Hi guys,
I recently played around with Rasa and BERT since there is some evidence, that BERT can handle domain specific data very well if it is finetuned.
I took the german BERT and together with the awesome article from spaCy, I was able to finetune the BERT on my domain specific dataset. The evaluation of this finetuned BERT, used as a “simple” multi class classifier directly without the use of rasa showed an average accuracy of 96,8%. It must be noted, that in terms of evaluating the generalization of the model, two evaluations were made:
- a dataset consisting of real-world-documents only, 75/25 split
- a dataset consisting of augmented real-world-documents, 75/25 split
The best evaluation was achieved by using the non-augmented version (which was quite expected).
I then packaged the finetuned model and installed it as a spaCy model which I planned to use in my rasa pipeline.
To be able to compare the performance, my baseline is a spaCy pipeline with a custom kerasNN classifier and a CountVectorsFeaturizer that uses 2,15 ngrams and a char_wb analyzer on the small de spaCy dataset. Using the same dataset-split as mentioned before I achieved an average accuracy of 95,6% - this evaluation is based on the command rasa test nlu.
Now I changed the pipeline such that instead of using the CountVectorsFeaturizer, the SpacyFeaturizer was used, loading the pretrained, finetuned BERT. After running the same pipeline again, my accuracy dropped to ~91% - frustrating and unexpected, at least by me.
After talking to a friend, we figured out, that maybe the implementation of the SpacyFeaturizer may not be optimal for using the features, BERT is actually able to provide. Taking a look at the implementation of SpacyFeaturizer:
def features_for_doc(doc: "Doc") -> np.ndarray:
"""Feature vector for a single document / sentence."""
return doc.vector
What does doc.vector
do? It just takes the average of all the representations given by language model for each token in the input text.
This is probably sub-optimal for BERT. Instead, usually only the representation for [CLS] token is used for classifying the given text in BERT model.
So, one solution is to write a custom spacy featurizer component that does exactly this. We can also make this component a bit more complex by exactly implementing the architecure used for fine-tuning BERT (i.e. “softmax_pooler_output”), although without its classifier (i.e. softmax) layer(s).

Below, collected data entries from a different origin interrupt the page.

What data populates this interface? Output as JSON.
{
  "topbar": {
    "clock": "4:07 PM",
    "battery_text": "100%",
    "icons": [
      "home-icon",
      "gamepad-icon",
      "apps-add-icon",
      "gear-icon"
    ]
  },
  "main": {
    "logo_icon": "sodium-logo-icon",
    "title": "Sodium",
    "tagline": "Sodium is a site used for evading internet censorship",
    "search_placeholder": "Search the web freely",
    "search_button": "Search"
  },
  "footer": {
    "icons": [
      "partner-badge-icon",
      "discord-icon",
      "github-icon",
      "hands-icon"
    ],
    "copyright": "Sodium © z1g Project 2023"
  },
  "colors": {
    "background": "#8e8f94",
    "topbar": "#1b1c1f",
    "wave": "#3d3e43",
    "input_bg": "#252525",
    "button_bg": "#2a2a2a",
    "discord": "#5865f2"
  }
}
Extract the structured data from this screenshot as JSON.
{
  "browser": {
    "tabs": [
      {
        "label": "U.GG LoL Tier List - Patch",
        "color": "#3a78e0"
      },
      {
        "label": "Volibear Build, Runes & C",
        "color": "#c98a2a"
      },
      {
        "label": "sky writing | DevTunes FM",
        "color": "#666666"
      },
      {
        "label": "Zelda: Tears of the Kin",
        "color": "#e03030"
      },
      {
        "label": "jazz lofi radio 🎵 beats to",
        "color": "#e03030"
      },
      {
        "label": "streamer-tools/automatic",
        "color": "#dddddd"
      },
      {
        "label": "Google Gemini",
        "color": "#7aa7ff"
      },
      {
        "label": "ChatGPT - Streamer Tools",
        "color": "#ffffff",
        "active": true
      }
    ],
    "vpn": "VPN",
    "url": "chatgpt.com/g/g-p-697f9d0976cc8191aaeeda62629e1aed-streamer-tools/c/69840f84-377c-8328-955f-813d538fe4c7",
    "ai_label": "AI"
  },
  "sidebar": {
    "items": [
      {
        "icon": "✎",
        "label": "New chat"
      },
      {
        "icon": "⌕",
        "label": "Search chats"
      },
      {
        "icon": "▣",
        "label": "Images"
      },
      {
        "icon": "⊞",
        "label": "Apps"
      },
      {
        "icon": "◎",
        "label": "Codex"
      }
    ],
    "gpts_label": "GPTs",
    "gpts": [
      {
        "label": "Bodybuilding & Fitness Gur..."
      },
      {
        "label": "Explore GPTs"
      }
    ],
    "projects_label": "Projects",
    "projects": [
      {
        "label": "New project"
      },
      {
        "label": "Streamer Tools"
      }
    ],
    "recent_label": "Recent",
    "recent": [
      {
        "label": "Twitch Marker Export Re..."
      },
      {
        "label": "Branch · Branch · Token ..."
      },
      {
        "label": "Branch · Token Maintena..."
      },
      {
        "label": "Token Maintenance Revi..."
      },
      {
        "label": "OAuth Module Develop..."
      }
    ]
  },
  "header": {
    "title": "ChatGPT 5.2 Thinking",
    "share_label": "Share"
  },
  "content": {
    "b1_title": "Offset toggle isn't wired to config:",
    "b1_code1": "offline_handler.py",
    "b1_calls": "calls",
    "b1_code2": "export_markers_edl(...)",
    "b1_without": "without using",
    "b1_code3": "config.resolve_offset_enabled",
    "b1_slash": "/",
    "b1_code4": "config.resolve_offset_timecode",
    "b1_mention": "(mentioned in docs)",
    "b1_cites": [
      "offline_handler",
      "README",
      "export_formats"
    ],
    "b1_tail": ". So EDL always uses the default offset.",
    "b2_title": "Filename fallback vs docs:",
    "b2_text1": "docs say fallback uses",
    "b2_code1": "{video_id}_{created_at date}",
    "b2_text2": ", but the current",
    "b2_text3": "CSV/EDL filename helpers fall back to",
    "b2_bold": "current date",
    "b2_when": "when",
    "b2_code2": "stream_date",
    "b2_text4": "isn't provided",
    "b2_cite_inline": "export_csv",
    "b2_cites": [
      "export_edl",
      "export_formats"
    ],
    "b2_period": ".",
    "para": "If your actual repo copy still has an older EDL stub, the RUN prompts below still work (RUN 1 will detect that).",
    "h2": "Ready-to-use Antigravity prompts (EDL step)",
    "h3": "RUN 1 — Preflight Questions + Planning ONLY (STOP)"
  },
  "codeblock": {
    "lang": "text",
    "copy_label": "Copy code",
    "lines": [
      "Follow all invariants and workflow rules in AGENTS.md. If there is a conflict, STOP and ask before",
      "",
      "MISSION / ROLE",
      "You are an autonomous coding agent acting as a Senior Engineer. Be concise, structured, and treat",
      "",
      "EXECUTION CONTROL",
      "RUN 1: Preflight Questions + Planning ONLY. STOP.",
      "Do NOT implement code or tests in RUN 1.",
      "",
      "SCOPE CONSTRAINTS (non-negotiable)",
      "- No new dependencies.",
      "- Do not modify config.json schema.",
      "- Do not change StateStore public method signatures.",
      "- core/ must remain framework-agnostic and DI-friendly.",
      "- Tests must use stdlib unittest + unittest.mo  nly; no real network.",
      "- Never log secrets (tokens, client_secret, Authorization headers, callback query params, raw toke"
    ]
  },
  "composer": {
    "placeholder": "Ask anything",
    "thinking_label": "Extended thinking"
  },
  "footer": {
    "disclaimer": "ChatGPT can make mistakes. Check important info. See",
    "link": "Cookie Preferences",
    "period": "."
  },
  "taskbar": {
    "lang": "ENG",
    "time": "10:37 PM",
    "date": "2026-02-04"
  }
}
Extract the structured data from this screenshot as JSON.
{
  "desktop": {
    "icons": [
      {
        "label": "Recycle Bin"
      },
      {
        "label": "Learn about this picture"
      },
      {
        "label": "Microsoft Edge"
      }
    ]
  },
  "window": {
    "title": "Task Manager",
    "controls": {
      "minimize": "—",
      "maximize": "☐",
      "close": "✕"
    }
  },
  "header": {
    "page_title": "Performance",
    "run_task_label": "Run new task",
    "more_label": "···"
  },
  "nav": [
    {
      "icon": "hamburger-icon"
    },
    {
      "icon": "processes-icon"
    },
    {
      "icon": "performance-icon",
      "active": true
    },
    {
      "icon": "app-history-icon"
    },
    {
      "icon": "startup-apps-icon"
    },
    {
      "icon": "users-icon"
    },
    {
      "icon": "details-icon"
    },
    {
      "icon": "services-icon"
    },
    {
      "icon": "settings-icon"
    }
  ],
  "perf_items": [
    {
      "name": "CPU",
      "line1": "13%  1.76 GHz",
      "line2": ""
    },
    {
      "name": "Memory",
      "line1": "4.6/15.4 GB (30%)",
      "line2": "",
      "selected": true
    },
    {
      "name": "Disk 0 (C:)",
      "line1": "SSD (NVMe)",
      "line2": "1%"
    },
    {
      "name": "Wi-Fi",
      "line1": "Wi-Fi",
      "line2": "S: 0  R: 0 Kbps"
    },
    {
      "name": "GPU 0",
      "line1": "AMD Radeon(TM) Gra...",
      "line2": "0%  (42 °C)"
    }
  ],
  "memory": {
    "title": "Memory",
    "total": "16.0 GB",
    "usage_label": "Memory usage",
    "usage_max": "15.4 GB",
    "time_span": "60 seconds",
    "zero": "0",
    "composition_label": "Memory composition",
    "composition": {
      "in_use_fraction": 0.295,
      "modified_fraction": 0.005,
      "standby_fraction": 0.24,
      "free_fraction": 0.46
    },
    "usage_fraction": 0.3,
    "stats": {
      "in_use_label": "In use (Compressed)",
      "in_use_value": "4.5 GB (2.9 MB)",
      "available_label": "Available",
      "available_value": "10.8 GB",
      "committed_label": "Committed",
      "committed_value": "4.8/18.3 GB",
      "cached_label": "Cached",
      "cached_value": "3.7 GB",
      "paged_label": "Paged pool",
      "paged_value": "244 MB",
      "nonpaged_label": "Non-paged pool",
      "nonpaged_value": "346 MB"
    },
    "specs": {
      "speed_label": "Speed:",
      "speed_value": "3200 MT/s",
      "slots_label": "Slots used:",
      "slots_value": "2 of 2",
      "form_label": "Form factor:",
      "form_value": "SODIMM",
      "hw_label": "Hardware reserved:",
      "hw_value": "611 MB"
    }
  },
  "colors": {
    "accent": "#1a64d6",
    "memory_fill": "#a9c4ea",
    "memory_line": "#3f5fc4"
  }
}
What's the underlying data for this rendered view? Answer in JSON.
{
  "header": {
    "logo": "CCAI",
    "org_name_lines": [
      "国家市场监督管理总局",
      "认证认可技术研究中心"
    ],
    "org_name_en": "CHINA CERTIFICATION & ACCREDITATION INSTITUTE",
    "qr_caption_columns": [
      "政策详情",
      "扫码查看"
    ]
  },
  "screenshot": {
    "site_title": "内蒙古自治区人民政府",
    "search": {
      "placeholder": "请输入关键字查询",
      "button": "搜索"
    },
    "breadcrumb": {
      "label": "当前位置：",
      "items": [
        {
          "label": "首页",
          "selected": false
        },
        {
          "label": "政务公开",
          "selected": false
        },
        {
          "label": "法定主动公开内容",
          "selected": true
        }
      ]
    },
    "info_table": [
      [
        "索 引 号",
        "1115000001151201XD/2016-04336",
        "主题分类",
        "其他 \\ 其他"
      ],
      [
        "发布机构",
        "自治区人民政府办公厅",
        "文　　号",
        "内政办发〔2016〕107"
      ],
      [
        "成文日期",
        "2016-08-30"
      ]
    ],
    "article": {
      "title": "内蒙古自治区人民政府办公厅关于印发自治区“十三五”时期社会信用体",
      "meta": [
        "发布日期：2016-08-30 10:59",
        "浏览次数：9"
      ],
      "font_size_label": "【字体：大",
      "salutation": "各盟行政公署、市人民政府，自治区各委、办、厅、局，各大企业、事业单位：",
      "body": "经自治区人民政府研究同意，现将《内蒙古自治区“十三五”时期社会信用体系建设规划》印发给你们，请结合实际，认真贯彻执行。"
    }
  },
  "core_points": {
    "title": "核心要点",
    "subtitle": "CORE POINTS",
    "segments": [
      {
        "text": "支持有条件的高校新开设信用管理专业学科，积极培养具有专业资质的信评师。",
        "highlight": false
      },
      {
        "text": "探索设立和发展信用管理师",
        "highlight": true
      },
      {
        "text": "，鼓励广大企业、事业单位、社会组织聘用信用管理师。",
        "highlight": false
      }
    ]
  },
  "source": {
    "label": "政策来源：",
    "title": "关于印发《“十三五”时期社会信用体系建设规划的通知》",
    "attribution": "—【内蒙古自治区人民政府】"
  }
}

I have noticed the awesome bert-as-a-service which is actually able to provide those features, but currently it is only stable with the BERTs from Google and has some problems with finetuned ones. In addition, one might not want to embedd a third-party-api dependency to ones config as Gao did.
My question:
Did anyone already tried this or would be interested in doing it collaboratively? I think this is a non intrusive, rasa compatible way of using the BERT benefits in rasa without impacting the runtime performance - if it works.
Regards Julian